Roast of Christmas past
Why I Love This Recipe
Classic pot roast with vegtables cooked in a cranberry sauce.
Per serving: 507 calories, 11.9 g fat, 4.1 g saturated fat, 60.2 g protein, 38 g fiber, 172 mg cholesterol, 883.9 mg sodium, % calories from fat: 21
Ingredients You'll Need
1 tsp canola or veg. oil
4-pound boneless top sirloin roast,trimmed of fat
1 can(10oz) low sodium,low fat beef broth
1/2 cup cranberry sauce with whole cranberries
1/2 cup ketchup
1 envelope dry onion soup mix
2 cloves garlic, minced
1 tsp dry mustard powder
1 tsp each dried marjoram and dried thyme
1/4 tsp black pepper
8 medium potatoes,unpeeled,halved
4 large carrots, cut into quarters
Heat oil in a large, nonstick skillet over medium-high heat.
Sprinkle roast all over with salt.
Add to skillet and brown roast on all sides.

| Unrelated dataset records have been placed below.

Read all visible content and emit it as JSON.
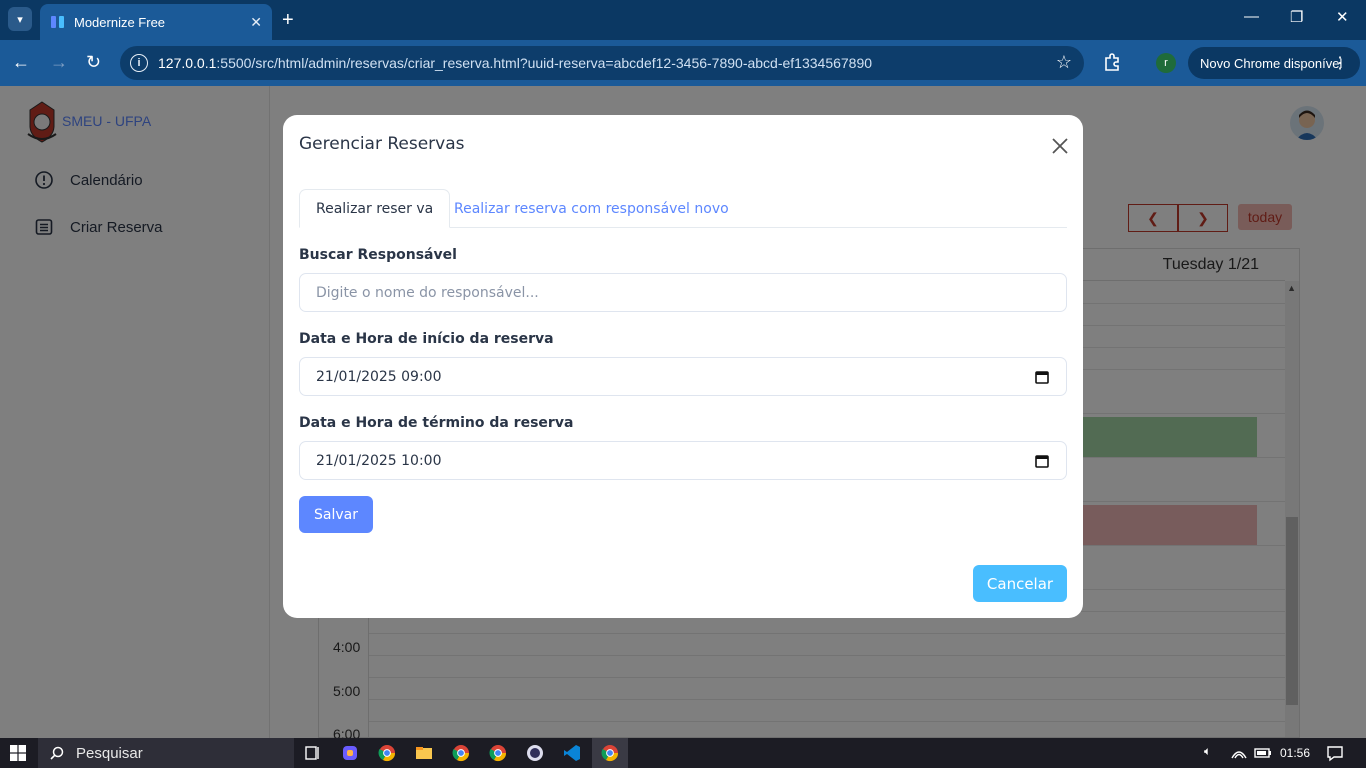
{
  "browser": {
    "tab_title": "Modernize Free",
    "url_host": "127.0.0.1",
    "url_rest": ":5500/src/html/admin/reservas/criar_reserva.html?uuid-reserva=abcdef12-3456-7890-abcd-ef1334567890",
    "profile_initial": "r",
    "update_label": "Novo Chrome disponível"
  },
  "sidebar": {
    "brand": "SMEU - UFPA",
    "items": [
      {
        "label": "Calendário",
        "icon": "alert-circle-icon"
      },
      {
        "label": "Criar Reserva",
        "icon": "list-icon"
      }
    ]
  },
  "calendar": {
    "day_header": "Tuesday 1/21",
    "today_label": "today",
    "prev_label": "❮",
    "next_label": "❯",
    "times": [
      "4:00",
      "5:00",
      "6:00"
    ],
    "event_colors": [
      "#a5d6a7",
      "#f0b8b8"
    ]
  },
  "modal": {
    "title": "Gerenciar Reservas",
    "tabs": [
      {
        "label": "Realizar reser va",
        "active": true
      },
      {
        "label": "Realizar reserva com responsável novo",
        "active": false
      }
    ],
    "search_label": "Buscar Responsável",
    "search_placeholder": "Digite o nome do responsável...",
    "start_label": "Data e Hora de início da reserva",
    "start_value": "21/01/2025 09:00",
    "end_label": "Data e Hora de término da reserva",
    "end_value": "21/01/2025 10:00",
    "save_label": "Salvar",
    "cancel_label": "Cancelar"
  },
  "taskbar": {
    "search_label": "Pesquisar",
    "time": "01:56"
  },
  "colors": {
    "primary": "#5d87ff",
    "info": "#49beff",
    "chrome_blue": "#1b5a98"
  }
}
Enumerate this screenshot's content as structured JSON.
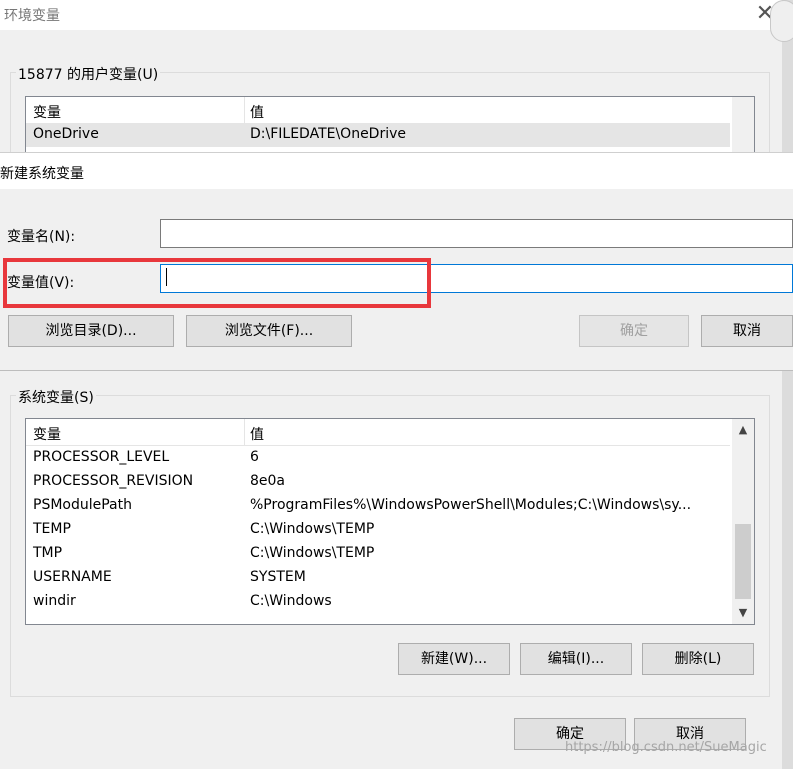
{
  "background_window": {
    "title": "环境变量",
    "close_glyph": "✕",
    "user_group": {
      "label": "15877 的用户变量(U)",
      "columns": [
        "变量",
        "值"
      ],
      "rows": [
        {
          "name": "OneDrive",
          "value": "D:\\FILEDATE\\OneDrive"
        }
      ]
    },
    "system_group": {
      "label": "系统变量(S)",
      "columns": [
        "变量",
        "值"
      ],
      "rows": [
        {
          "name": "PROCESSOR_LEVEL",
          "value": "6"
        },
        {
          "name": "PROCESSOR_REVISION",
          "value": "8e0a"
        },
        {
          "name": "PSModulePath",
          "value": "%ProgramFiles%\\WindowsPowerShell\\Modules;C:\\Windows\\sy..."
        },
        {
          "name": "TEMP",
          "value": "C:\\Windows\\TEMP"
        },
        {
          "name": "TMP",
          "value": "C:\\Windows\\TEMP"
        },
        {
          "name": "USERNAME",
          "value": "SYSTEM"
        },
        {
          "name": "windir",
          "value": "C:\\Windows"
        }
      ],
      "buttons": {
        "new": "新建(W)...",
        "edit": "编辑(I)...",
        "delete": "删除(L)"
      }
    },
    "footer_buttons": {
      "ok": "确定",
      "cancel": "取消"
    }
  },
  "dialog": {
    "title": "新建系统变量",
    "name_label": "变量名(N):",
    "name_value": "",
    "value_label": "变量值(V):",
    "value_value": "",
    "buttons": {
      "browse_dir": "浏览目录(D)...",
      "browse_file": "浏览文件(F)...",
      "ok": "确定",
      "cancel": "取消"
    },
    "ok_disabled": true
  },
  "annotation": {
    "color": "#e8373c"
  },
  "watermark": "https://blog.csdn.net/SueMagic",
  "colors": {
    "focus_border": "#0078d7",
    "window_bg": "#f0f0f0"
  }
}
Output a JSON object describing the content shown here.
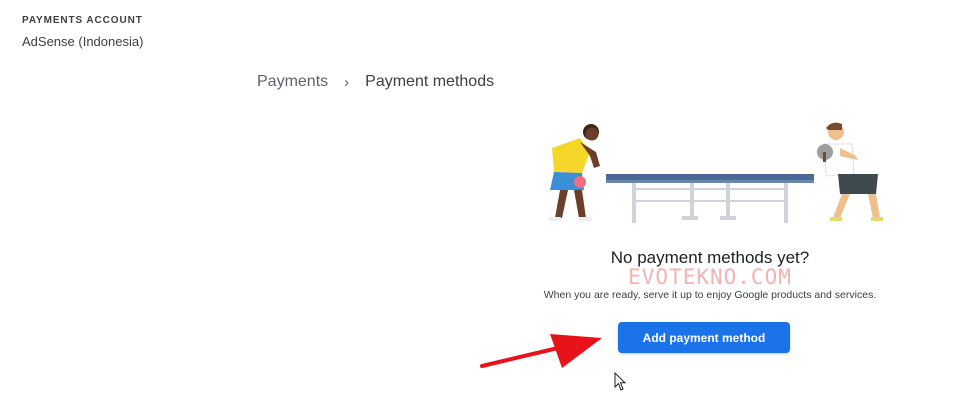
{
  "account": {
    "label": "PAYMENTS ACCOUNT",
    "name": "AdSense (Indonesia)"
  },
  "breadcrumb": {
    "parent": "Payments",
    "separator": "›",
    "current": "Payment methods"
  },
  "empty_state": {
    "title": "No payment methods yet?",
    "subtitle": "When you are ready, serve it up to enjoy Google products and services.",
    "button_label": "Add payment method"
  },
  "watermark": "EVOTEKNO.COM",
  "colors": {
    "primary": "#1a73e8",
    "arrow": "#e8121a",
    "table_top": "#4a6a96"
  },
  "icons": {
    "breadcrumb_separator": "chevron-right-icon",
    "pointer": "mouse-cursor-icon",
    "annotation": "red-arrow"
  }
}
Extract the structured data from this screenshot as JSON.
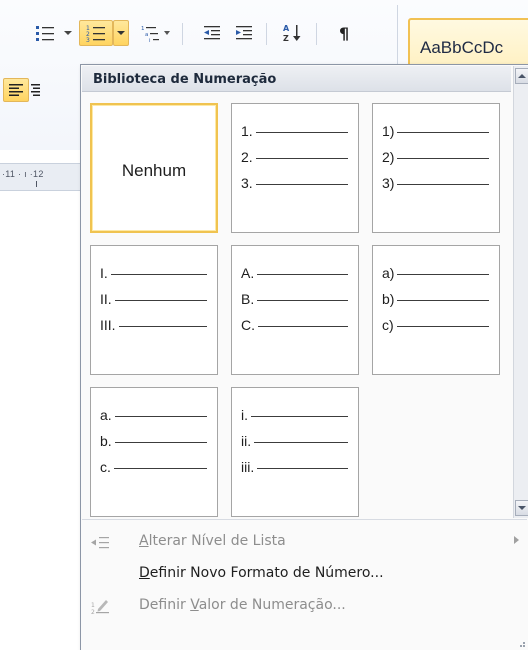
{
  "ribbon": {
    "style_gallery_sample": "AaBbCcDc",
    "ruler_text": "·11 · ı ·12"
  },
  "dropdown": {
    "header": "Biblioteca de Numeração",
    "tiles": [
      {
        "kind": "none",
        "label": "Nenhum",
        "selected": true
      },
      {
        "kind": "list",
        "markers": [
          "1.",
          "2.",
          "3."
        ]
      },
      {
        "kind": "list",
        "markers": [
          "1)",
          "2)",
          "3)"
        ]
      },
      {
        "kind": "list",
        "markers": [
          "I.",
          "II.",
          "III."
        ]
      },
      {
        "kind": "list",
        "markers": [
          "A.",
          "B.",
          "C."
        ]
      },
      {
        "kind": "list",
        "markers": [
          "a)",
          "b)",
          "c)"
        ]
      },
      {
        "kind": "list",
        "markers": [
          "a.",
          "b.",
          "c."
        ]
      },
      {
        "kind": "list",
        "markers": [
          "i.",
          "ii.",
          "iii."
        ]
      }
    ],
    "menu": {
      "change_level": {
        "pre": "",
        "u": "A",
        "post": "lterar Nível de Lista",
        "enabled": false,
        "icon": "change-list-level-icon"
      },
      "define_format": {
        "pre": "",
        "u": "D",
        "post": "efinir Novo Formato de Número...",
        "enabled": true,
        "icon": ""
      },
      "set_value": {
        "pre": "Definir ",
        "u": "V",
        "post": "alor de Numeração...",
        "enabled": false,
        "icon": "set-numbering-value-icon"
      }
    }
  },
  "colors": {
    "accent_highlight": "#ffd460",
    "selected_border": "#f0c350",
    "disabled_text": "#8d8d8d"
  }
}
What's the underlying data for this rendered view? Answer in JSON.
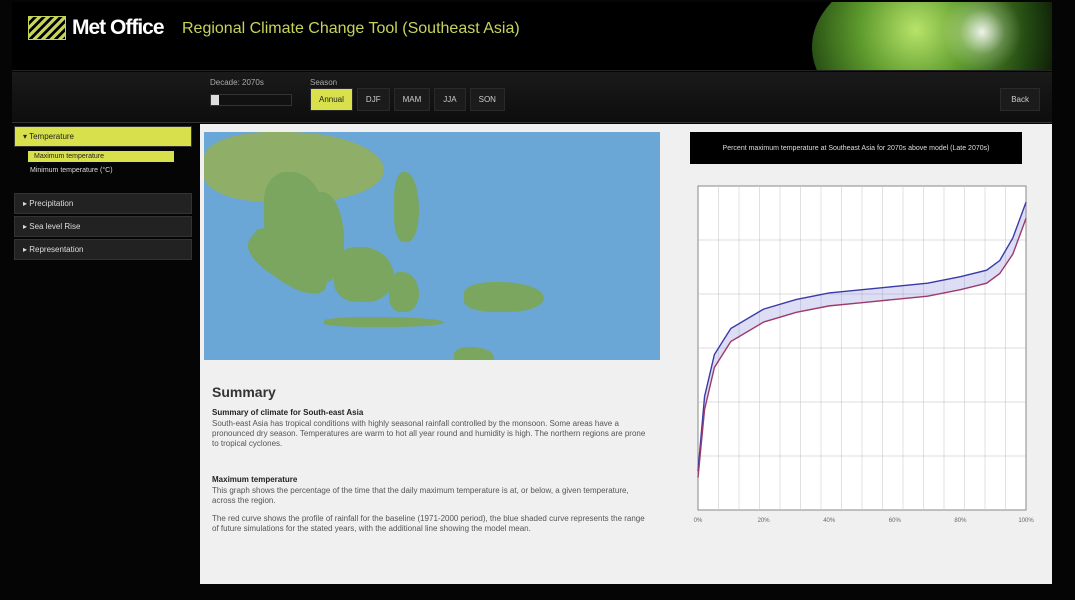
{
  "header": {
    "logo_text": "Met Office",
    "title": "Regional Climate Change Tool (Southeast Asia)"
  },
  "toolbar": {
    "decade_label": "Decade: 2070s",
    "season_label": "Season",
    "seasons": [
      "Annual",
      "DJF",
      "MAM",
      "JJA",
      "SON"
    ],
    "active_season": 0,
    "right_button": "Back"
  },
  "sidebar": {
    "sections": [
      {
        "label": "Temperature",
        "active": true
      },
      {
        "label": "Precipitation",
        "active": false
      },
      {
        "label": "Sea level Rise",
        "active": false
      },
      {
        "label": "Representation",
        "active": false
      }
    ],
    "temperature_items": [
      {
        "label": "Maximum temperature",
        "active": true
      },
      {
        "label": "Minimum temperature (°C)",
        "active": false
      }
    ]
  },
  "summary": {
    "heading": "Summary",
    "sub1": "Summary of climate for South-east Asia",
    "text1": "South-east Asia has tropical conditions with highly seasonal rainfall controlled by the monsoon. Some areas have a pronounced dry season. Temperatures are warm to hot all year round and humidity is high. The northern regions are prone to tropical cyclones.",
    "sub2": "Maximum temperature",
    "text2": "This graph shows the percentage of the time that the daily maximum temperature is at, or below, a given temperature, across the region.",
    "text3": "The red curve shows the profile of rainfall for the baseline (1971-2000 period), the blue shaded curve represents the range of future simulations for the stated years, with the additional line showing the model mean."
  },
  "chart": {
    "title": "Percent maximum temperature at Southeast Asia for 2070s above model (Late 2070s)"
  },
  "chart_data": {
    "type": "line",
    "xlim": [
      0,
      100
    ],
    "x_tick_labels": [
      "0%",
      "20%",
      "40%",
      "60%",
      "80%",
      "100%"
    ],
    "grid": true,
    "series": [
      {
        "color": "#3a3aa8",
        "x": [
          0,
          2,
          5,
          10,
          20,
          30,
          40,
          50,
          60,
          70,
          80,
          88,
          92,
          96,
          100
        ],
        "y": [
          12,
          35,
          48,
          56,
          62,
          65,
          67,
          68,
          69,
          70,
          72,
          74,
          77,
          84,
          95
        ]
      },
      {
        "color": "#9c3b6b",
        "x": [
          0,
          2,
          5,
          10,
          20,
          30,
          40,
          50,
          60,
          70,
          80,
          88,
          92,
          96,
          100
        ],
        "y": [
          10,
          31,
          44,
          52,
          58,
          61,
          63,
          64,
          65,
          66,
          68,
          70,
          73,
          79,
          90
        ]
      }
    ],
    "ylim": [
      0,
      100
    ]
  },
  "colors": {
    "accent": "#d8e04c",
    "baseline": "#9c3b6b",
    "projection": "#3a3aa8"
  }
}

Transfer meat to a large roasting pan
In a medium bowl, whisk together broth, cranberry sauce, ketchup, onion soup mix, garlic, mustard powder, marjoram, thyme and black pepper.
Pour sauce over roast.
Cover and roast @ 350 for 2 hours, basting occassionaly with sauce.
Add potatoes and carrots to roasting pan.
Spoon sauce over vegetables.
Cover and roast for 1 more hour.
Slice roast thinly and serve it on a platter surrounded by the vegetables.
Skim off as much fat from sauce in pan.